Temps de lecture : 9 min

Deux ans après la sortie du jeu vidéo, deux collaboratrices de Slate.com expliquent pourquoi elles persistent à vouloir tous les attraper.

25 juillet 2016: la folie Pokemon Go envahit les rues de New York. Deux ans après, l'enthousiasme est grandement retombé. | Mike Coppola / Getty Images / AFP
25 juillet 2016: la folie Pokemon Go envahit les rues de New York. Deux ans après, l'enthousiasme est grandement retombé. | Mike Coppola / Getty Images / AFP

Marissa Martinelli: Bon, June, à ce que j’ai compris, tu fais partie de ces zigotos qui continuent à jouer à Pokémon Go deux ans après sa sortie retentissante. Je suis heureuse d’apprendre que je ne suis pas la seule! J’en parlais récemment à l’un de nos très chers collègues et il a été choqué –choqué– d’apprendre que des personnes y jouaient encore. Est-ce que tu es confrontée au même type de réactions quand les gens apprennent que tu y joues?

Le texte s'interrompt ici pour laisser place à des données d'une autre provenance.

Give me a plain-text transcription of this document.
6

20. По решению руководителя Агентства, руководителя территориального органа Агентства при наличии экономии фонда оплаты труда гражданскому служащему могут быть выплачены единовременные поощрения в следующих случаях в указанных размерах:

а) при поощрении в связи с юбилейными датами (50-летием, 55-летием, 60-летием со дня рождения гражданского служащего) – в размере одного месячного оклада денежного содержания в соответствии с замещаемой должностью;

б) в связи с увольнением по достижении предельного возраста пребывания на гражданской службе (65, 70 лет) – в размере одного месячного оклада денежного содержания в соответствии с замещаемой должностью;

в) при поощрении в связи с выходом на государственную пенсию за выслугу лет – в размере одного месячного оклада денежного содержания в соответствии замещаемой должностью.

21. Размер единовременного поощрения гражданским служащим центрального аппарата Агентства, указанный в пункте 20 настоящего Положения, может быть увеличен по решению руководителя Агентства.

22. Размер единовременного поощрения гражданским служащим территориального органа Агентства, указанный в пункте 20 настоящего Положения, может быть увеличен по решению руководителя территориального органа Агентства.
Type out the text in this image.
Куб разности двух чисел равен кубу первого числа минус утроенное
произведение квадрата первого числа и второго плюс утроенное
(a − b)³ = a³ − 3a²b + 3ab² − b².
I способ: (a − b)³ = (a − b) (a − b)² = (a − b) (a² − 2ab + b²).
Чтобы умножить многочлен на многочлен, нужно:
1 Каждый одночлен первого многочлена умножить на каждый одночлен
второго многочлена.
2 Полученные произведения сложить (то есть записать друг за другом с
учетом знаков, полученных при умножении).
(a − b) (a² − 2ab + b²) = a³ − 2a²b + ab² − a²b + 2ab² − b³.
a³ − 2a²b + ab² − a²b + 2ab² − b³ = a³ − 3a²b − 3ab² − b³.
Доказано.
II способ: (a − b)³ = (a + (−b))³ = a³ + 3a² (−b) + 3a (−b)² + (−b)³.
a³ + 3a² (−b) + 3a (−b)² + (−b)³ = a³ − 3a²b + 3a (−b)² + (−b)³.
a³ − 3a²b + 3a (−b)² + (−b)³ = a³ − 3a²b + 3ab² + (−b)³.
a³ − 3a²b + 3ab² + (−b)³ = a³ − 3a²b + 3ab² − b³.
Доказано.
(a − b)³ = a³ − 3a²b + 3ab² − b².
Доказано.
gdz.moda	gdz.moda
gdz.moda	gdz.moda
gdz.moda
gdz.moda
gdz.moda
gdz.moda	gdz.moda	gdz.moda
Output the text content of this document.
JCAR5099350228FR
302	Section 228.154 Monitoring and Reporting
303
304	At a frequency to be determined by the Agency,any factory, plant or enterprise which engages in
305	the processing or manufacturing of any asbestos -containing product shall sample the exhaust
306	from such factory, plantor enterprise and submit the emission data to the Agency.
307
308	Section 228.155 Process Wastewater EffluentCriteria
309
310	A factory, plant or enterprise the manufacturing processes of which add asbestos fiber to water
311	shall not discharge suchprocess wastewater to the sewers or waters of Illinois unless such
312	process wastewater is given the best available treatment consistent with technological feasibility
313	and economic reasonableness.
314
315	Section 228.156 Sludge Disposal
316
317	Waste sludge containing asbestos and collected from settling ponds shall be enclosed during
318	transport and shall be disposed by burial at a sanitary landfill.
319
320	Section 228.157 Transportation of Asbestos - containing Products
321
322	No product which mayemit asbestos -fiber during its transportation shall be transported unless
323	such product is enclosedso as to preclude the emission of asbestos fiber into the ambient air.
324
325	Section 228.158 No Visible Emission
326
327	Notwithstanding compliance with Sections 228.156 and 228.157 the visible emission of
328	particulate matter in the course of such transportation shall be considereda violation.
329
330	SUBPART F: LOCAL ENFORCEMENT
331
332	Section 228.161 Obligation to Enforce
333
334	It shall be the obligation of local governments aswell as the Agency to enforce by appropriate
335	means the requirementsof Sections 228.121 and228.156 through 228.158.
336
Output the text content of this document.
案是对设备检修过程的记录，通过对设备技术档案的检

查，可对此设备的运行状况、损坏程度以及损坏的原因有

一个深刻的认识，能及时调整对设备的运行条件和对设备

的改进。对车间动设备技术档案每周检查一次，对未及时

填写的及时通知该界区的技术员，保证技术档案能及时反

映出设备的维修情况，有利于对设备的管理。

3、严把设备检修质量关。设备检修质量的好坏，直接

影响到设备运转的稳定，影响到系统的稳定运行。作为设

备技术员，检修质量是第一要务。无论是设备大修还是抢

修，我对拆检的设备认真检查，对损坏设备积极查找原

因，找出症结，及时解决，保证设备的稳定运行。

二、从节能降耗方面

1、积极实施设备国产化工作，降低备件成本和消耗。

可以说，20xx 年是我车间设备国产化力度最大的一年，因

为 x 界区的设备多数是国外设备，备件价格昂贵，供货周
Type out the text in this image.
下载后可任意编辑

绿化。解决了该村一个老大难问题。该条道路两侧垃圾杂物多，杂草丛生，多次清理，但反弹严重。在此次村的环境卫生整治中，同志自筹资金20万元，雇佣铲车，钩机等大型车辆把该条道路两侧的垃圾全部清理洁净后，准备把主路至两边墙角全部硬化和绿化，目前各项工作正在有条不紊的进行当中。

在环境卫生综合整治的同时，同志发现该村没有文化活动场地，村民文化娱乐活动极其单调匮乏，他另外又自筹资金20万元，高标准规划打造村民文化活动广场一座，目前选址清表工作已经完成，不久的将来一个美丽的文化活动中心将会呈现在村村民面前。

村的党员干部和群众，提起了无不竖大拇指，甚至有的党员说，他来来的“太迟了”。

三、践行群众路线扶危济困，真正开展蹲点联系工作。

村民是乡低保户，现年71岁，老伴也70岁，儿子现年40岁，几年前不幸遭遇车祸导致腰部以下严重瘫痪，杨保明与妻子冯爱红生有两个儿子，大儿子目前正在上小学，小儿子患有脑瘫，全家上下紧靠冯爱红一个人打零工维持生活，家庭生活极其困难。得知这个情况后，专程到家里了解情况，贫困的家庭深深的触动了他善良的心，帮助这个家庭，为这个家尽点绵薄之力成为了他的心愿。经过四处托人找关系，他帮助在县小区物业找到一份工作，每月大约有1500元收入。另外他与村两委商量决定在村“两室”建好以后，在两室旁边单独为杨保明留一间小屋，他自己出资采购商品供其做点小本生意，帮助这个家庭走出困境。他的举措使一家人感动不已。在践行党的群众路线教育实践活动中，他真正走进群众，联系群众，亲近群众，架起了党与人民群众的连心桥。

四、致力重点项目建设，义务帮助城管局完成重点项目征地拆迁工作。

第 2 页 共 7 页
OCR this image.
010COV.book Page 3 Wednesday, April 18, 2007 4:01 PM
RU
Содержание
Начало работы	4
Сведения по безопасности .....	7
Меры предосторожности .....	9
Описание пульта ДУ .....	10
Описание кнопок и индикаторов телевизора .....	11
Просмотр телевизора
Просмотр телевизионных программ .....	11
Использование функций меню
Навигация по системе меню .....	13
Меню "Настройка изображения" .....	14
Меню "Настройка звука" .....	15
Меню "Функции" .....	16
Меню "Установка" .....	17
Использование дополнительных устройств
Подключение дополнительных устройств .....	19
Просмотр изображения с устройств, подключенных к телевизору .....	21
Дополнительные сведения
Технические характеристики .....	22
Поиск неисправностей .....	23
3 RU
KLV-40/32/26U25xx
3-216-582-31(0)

June Thomas: Absolument! En dehors de toi et de quelques collègues à Slate, les seules personnes que je connais qui y jouent encore sont des lesbiennes d’un certain âge –mais bon, la plupart des personnes que je fréquente en dehors de Slate sont de toute façon des lesbiennes d’un certain âge. Et même si nous, les lesbiennes d’un certain âge, sommes au top de la tendance, nous sommes généralement les seules à nous en rendre compte. Aussi, je voulais te dire merci de prouver qu’il existe également des jeunes au top de la tendance qui jouent encore à Pokémon Go. Merci de nous fournir une couverture, Marissa.

Marissa Martinelli: C’est un jeu très tendance, c’est certain, vu qu’il y a tout de même encore environ cinq millions de personnes qui y jouent quotidiennement. Mais à l’inverse de ce qui se passait quelques mois après sa sortie, époque à laquelle tout le monde semblait avoir la tête enfouie dans son téléphone, Pokémon Go prend désormais l’allure d’un club élitiste, réservé à quelques personnes initiées qui savent que le bureau de poste est un véritable repaire de dresseurs et de dresseuses et que les rues de la ville sont parcourues de plein de petits monstres amusants.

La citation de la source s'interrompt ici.